I am not sure my head is wrapping around this just yet but it has been 3 months since I have had an episode. I only had one attempt after Christmas and maybe a handle full of times feeling nauseated. I genuinely haven’t felt this normal is a long time. I think the last span of time that I had a break, it may have lasted a month. This time though, it has me feeling like a new person and planning for the future of this year. I am excited y’all.
Yet I hate to say at the same time, we have got to keep working on the mental health side of it all. I started noticing that I have been having struggles that I have always said “oh its because of cyclical vomiting” and now I am realizing that it may not be that at all. It turns out when you have 3 months of no issues, you uncover a lot of what isn’t actually related to your chronic illness. So it turns out I still love to pass out randomly and have tremor/spasms randomly.
Both of these issues we have already brought up to my PCP that I am struggling with and she has it on record but we all truly thought the passing out was cyclical vomiting related. The tremors/spasms we thought were lack of magnesium in my diet. So I upped that right away and I even researched the best types to use. Ive been taking it daily and still it hasn’t stopped the tremors. So seeing as we have actually tried to heal these issues and have had no luck, we are going to go back to the PCP to see what she thinks.
One thing we don’t talk much about is the fact that I struggled a lot when trying to bring Bentley into this world. It got to the point where my lungs filled up with fluid and started to take a toll on my heart. Well to be honest with that traumatic event and the passing of my father shortly after, we didn’t focus on my health. It looks like that may be coming back to bite me in the butt. Jeremy and I have a feeling that these issues may be related to my heart but we wont fully know until the middle of March. We have been doing a lot of research and have found a diagnosis we think will end up being what the doctors find but in the mean time, we are gathering all the information we can. I essentially want to be able to go into the appointment and say “these people on my medical team say it has nothing to do with their field of expertise.” This way we can take out a lot of the guess work and narrow down the possibilities beforehand. Also then I may not have to go for too many tests. That would be nice too!

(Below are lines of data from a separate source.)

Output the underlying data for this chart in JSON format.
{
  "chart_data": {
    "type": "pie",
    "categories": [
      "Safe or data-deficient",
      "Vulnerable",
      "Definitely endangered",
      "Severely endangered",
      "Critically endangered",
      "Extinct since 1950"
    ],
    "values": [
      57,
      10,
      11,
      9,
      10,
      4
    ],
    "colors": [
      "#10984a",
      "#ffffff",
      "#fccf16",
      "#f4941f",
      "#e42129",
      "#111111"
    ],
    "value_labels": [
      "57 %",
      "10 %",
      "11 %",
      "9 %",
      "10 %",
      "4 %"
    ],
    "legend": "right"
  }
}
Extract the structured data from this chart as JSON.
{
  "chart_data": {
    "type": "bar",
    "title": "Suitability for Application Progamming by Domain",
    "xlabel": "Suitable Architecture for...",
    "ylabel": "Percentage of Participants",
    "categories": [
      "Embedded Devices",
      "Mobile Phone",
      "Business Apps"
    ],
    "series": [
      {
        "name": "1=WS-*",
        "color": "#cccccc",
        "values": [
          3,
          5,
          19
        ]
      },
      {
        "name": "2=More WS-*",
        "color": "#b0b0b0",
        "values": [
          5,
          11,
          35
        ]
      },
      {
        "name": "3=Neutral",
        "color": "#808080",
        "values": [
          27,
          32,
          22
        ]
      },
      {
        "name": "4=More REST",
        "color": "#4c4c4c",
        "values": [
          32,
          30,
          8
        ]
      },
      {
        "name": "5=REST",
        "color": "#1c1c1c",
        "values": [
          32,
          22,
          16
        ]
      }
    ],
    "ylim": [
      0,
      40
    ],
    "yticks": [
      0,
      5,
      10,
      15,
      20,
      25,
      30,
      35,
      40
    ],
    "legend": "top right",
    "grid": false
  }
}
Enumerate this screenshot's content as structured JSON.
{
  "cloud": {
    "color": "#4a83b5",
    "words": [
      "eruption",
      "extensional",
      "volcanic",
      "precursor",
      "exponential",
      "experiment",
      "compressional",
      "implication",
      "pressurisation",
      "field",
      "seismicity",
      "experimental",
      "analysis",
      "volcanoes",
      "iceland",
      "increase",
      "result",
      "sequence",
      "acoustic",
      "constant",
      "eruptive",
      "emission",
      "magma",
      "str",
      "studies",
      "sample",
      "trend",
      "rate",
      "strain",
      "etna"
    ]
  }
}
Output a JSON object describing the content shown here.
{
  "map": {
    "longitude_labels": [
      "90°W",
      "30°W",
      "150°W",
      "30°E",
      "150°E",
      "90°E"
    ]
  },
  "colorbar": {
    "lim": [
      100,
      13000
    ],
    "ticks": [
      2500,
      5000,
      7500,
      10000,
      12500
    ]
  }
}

I will say I am a tad bit nervous that this may take a decent chunk of time to diagnose. I know thats normal but I am genuinely afraid I will spend all of this time doing tests to only hear someone say “its in your head.” Or “I can’t figure out what’s wrong.” The typical blown off response. So while I am downright excited for this 3 month break of my chronic illness, I am learning that I have more issues ahead of me.
I am not sure you realize how much mental strength you need until you get diagnosed with an incurable disorder. Then have it flare up all the time. You’ll learn real fast how much your body can’t handle it all some days. So we are going to continue to enjoy the break that I have but I am also going to start doing what makes me happy. It’s time to keep those mental games charged and ready for the next fight. Who knows, maybe the next fight will just be going to the doctors! I would gladly take that!